They say sex is a two-way street.
Don't they? Wait, I'm not sure now. Do they say it's a two-way street? And who are they?
I say sex is like a 4- lane highway. Fast, slow, boy, girl. And then there's the shoulder lane for all the twisted in-betweens and the broken transmissions. I'm sure you 're thinking I'm gonna talk about the down and dirty, which I will eventually, but I am currently obsessed with gender right now and as I see it two-way is a thing of the recent modern past. With adulthood (supposedly past the horizon) and my ovaries a-jumpin, sex consists of boys, girls, women and men.
Let's start with the 7-year olds. They just. can't. hear me. I'm smiley and happy, they ignore me, I yell, they call me mean. I smile, they jump on me and pull my hair. I tell them to quit it and sit down, they roll their eyes and call me mean. My co-worker says one single solitary even-toned word and it was like He spoke. Him.

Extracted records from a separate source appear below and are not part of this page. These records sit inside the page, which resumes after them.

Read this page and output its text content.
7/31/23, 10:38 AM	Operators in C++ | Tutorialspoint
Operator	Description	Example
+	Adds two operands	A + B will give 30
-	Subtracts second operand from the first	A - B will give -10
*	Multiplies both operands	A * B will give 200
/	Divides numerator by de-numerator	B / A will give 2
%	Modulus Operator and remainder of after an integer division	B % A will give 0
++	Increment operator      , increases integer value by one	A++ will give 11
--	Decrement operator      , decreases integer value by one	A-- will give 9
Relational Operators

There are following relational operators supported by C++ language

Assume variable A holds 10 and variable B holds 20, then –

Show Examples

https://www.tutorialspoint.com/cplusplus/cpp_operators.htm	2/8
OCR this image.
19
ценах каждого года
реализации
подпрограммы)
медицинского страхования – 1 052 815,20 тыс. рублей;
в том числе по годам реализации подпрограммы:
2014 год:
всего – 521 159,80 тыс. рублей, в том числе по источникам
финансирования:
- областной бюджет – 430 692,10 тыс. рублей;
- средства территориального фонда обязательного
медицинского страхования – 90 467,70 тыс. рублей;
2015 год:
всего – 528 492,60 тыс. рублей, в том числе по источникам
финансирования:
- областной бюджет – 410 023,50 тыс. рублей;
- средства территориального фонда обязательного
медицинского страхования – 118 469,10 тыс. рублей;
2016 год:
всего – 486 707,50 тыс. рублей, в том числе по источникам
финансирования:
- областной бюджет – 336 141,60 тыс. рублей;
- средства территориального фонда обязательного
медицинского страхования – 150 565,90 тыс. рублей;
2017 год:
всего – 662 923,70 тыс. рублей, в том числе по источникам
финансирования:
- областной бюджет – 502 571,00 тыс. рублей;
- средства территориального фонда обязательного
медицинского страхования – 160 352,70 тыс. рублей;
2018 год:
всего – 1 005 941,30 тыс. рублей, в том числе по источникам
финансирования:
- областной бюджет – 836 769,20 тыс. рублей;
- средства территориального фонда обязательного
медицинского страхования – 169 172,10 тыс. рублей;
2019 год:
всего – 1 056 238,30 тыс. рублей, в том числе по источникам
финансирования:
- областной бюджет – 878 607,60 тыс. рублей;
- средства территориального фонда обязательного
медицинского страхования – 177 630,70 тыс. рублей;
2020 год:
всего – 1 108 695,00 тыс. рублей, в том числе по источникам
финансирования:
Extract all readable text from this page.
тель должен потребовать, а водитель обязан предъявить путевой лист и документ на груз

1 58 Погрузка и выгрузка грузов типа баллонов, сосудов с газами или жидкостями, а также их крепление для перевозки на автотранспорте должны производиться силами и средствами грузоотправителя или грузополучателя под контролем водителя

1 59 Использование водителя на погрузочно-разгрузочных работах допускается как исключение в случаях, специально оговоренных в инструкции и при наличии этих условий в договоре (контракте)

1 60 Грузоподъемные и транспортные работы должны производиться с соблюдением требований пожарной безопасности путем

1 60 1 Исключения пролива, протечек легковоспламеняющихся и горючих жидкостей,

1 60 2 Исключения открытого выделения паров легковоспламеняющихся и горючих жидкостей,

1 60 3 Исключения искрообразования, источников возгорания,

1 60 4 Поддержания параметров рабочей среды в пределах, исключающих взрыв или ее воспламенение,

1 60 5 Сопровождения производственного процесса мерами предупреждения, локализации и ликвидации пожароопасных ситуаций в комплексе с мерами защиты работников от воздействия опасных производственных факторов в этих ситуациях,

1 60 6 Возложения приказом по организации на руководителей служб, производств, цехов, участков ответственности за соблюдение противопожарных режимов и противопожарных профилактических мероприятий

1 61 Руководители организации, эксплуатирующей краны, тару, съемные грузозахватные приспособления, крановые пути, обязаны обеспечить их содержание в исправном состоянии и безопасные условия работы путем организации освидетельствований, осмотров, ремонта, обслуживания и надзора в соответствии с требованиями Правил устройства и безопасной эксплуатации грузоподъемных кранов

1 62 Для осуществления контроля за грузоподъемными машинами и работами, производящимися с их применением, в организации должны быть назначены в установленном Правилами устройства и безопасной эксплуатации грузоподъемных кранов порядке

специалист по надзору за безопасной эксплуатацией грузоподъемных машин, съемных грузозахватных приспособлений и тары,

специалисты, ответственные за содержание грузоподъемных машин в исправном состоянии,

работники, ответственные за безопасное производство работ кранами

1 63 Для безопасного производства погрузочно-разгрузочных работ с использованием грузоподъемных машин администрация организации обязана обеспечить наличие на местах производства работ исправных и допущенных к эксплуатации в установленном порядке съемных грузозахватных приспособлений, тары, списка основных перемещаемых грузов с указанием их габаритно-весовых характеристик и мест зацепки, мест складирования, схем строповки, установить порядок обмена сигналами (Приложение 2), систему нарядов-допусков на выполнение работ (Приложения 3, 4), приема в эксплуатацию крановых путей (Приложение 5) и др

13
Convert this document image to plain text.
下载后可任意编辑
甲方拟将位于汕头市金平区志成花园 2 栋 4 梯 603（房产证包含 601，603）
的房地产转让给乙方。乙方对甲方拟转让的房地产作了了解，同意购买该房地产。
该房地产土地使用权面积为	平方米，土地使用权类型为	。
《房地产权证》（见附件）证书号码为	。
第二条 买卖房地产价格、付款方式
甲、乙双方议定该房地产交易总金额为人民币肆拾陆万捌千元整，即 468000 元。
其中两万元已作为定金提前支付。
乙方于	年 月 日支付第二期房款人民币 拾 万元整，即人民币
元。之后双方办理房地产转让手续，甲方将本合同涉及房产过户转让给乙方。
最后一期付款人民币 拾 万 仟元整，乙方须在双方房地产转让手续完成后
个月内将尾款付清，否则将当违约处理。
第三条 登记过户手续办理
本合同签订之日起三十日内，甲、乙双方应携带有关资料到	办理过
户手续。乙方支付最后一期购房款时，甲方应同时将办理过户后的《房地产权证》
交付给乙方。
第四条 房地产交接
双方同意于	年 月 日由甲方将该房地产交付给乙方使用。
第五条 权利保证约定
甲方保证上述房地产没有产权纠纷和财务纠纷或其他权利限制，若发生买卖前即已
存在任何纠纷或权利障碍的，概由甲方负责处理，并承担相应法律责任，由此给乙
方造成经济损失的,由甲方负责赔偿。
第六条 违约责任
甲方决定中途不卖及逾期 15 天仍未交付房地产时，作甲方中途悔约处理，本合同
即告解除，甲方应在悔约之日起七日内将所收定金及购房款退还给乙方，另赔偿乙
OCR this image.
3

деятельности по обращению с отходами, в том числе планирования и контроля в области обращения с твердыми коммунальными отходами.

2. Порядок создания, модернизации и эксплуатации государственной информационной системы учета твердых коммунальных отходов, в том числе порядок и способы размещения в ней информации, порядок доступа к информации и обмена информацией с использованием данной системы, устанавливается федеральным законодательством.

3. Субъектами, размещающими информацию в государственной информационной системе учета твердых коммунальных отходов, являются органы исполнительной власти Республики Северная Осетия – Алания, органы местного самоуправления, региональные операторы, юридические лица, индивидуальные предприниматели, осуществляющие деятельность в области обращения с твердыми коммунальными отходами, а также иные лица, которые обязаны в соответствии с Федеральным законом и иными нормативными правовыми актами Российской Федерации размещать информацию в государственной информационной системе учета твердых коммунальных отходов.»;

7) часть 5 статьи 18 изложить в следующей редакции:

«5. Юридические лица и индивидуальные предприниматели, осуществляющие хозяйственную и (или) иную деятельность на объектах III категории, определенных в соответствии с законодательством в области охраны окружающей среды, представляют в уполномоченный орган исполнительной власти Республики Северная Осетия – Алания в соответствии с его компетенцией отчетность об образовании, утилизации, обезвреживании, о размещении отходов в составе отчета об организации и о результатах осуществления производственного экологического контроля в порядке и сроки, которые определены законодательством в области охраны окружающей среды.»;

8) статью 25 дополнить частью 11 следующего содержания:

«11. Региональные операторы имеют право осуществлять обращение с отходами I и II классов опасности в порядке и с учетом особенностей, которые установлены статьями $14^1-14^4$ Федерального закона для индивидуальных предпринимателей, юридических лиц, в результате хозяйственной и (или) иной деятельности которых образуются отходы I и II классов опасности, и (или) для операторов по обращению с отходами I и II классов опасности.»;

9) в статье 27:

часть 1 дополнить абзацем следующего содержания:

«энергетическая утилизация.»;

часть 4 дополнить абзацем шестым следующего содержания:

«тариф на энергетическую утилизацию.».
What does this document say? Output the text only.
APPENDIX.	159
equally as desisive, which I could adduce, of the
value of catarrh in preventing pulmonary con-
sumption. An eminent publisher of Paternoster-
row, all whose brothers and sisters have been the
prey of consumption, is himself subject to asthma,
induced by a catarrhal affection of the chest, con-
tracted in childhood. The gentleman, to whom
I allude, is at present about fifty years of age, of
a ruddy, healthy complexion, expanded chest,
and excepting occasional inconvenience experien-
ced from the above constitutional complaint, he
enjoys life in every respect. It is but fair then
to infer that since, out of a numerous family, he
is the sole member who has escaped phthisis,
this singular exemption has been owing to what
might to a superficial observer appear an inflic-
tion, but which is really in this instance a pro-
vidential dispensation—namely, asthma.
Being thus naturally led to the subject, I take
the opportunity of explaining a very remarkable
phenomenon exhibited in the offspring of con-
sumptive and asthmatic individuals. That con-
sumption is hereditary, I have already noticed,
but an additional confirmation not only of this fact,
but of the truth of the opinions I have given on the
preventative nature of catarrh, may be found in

The Creator All Mighty. My fellow male co-workers think I'm dramatic and crazy, when really I'm just not a boy.
Then there's the semi deep stuff. Sometimes it just hits me on my way home from work or when I'm stuck in traffic and there isn't one song I want to hear on the radio. I just KNOW he has moved on without a second thought, I know it! Damn him! Not damn him for not being in my life but damn how do they do it? They have no time constraints. One girl leaves and they literally go from that point onward. I know I'm speaking in generalities but there is no other way to get my point across then to report on those I know--boyfriends, boy co-workers, boys in the family, boy exes, boy currents, lots and lots of boys.
If I was a 26 year old boy who broke up with my girl there would be family and football and friends and other girls lining up and my career to focus on. But as a chick you worry. Ok, you say to yourself, hurry and go work out! go where they boys are! when am I gonna have sex next? not too soon or I'll look like a whore! It really can be a burden with your ovaries twitching and your wine-tummy expansion.
I have a real hard time admitting that most of the time I don't crave marriage, I don't crave responsibility and it feels like such a relief to only have to deal with my own problems and not someones elses. I want to have sex when I want to and then not have someone hogging the bed. Then every couple of weekends or so go as a couple somewhere and have dinner together. But the other half of the time I find myself curled up wondering when my prince will come, fighting the nesting urge and smacking myself for being so L.A. when I should be like a normal woman.
But I can't get away with just wanting to drink beer and watch football. And it sounds so anti-feminist to wish for a boyfriend. I want babies and it's out of my control! I don't want to want babies for christ's sake! I find myself not wanting to sound like a "girl" and that is terrible. I am one, I am a complex emotional being with a cute tush. And if that's what the world needs then.... .Life is a Highway!